For a female rapper in a male dominated genre, it could be a difficult task finding mainstream attention. Sure, you get rappers like Nicki Minaj and Cardi B that have maintained success on the Billboard charts by balancing their femininity and sexuality with their various skills on the microphone. 


But for every Megan Thee Stallion, that recieves mainstream praise for her skills on the mic as well as being a sex symbol, there is a Lekeli47 that is just as talented, but will not achieve the same attention for their skills. This is due to them focusing more on the art form of rap than displaying their sex appeal. One rapper that falls into that category is Rapsody.

On August 23, 2019, Rapsody released her album, “Eve”. What makes this album noteworthy from the North Carlonian signed to Roc Nation is that every song on the 16 track album is dedicated to other women that have inspired Rapsody. By paying respect and showing solidarity with the women that came before her, like Nina Simone in “Nina” and Maya Angelou in “Maya”, Rapsody bridges hip hop with women’s history.


The album also has features from prominent women in hip hop like, the aforementioned Lekeli47 on “Oprah” and Queen Latifah on “Hatshepsut”, who was the first female pharaoh of Egypt. By bridging the gap for female rappers, both past and present, Rapsody is doing her part to prove that collaboration often leads to both artists bringing the best out of each other. 


With women’s suffrage movement approaching its 100 year anniversary, which gave them the right to vote, Rapsody echoes that support as a rapper in the music industry. 


A standout track from the album is “Cleo”. The song is named after Queen Latifah’s character in the film “Set it Off”, who was notorious for her “take no prisoners” attitude. Featuring a sample from Phil Collins’, “In the Air Tonight” heard throughout the track, Rapsody expresses her frustration and struggles that comes from being an outlier in the music industry. 


A notable line in the song comes around the 1:11 mark when Rapsody says “ Be careful the validations y’all seek…I been in those offices, they don’t look like you and me”. By showing the disconnect between a record label and a black woman in hip hop, Rapsody is speaking on behalf of rappers that have often been overlooked historically.

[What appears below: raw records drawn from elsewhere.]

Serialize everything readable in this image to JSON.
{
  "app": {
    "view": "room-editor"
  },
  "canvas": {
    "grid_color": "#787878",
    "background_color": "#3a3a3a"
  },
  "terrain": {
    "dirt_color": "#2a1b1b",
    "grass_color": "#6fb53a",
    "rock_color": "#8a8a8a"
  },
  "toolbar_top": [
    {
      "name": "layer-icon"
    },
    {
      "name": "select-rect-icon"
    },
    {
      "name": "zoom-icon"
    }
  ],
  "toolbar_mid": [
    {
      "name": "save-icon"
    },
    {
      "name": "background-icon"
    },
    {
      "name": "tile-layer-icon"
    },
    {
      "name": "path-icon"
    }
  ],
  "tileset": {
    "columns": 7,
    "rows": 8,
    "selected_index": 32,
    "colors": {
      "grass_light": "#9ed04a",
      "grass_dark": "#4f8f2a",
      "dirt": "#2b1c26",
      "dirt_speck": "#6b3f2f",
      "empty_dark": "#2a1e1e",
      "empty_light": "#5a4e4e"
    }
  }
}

My favorite song from the album is “Iman” featuring SiR & J.I.D. The song is named after the iconic supermodel that was once quoted as “broadening the definition of beauty” by the Washington Post. Growing up in Somali, Iman was famous in the 1970’s for being the muse for designers like Calvin Klein, Donna Karan and Gianni Versace. Besides her slender frame, what made her stand out was her darker skin complexion as well as her strong exotic accent. 


In the song, the trio pays respect to the various shapes and complexions of black women that are often disrespected by mainstream media. By shattering the stereotype of a female rapper having to wear revealing clothing to be considered beautiful, Rapsody is able to showcase her beauty through her outspokenness and social awareness. 


Singer, SiR, comes in smoothly on the chorus of the track when he sings on the track, “dark skinned and them brown eyes and that ooh…shine before the sun rise, love so hard to come by”. For women that have a darker skin complexion, the song serves as a reminder that being black is still considered beautiful.


Regarded as one of the biggest snubs during this year’s Grammy season, “Eve” will be remembered as a classic rap album from the perspective of one of the most talented rappers in the genre, who just happens to be a woman. 


Although it lacked the attention that it deserves upon its release, history will hopefully preserve the excellence of this album, serving as a footnote for the evolution of women in the rap game.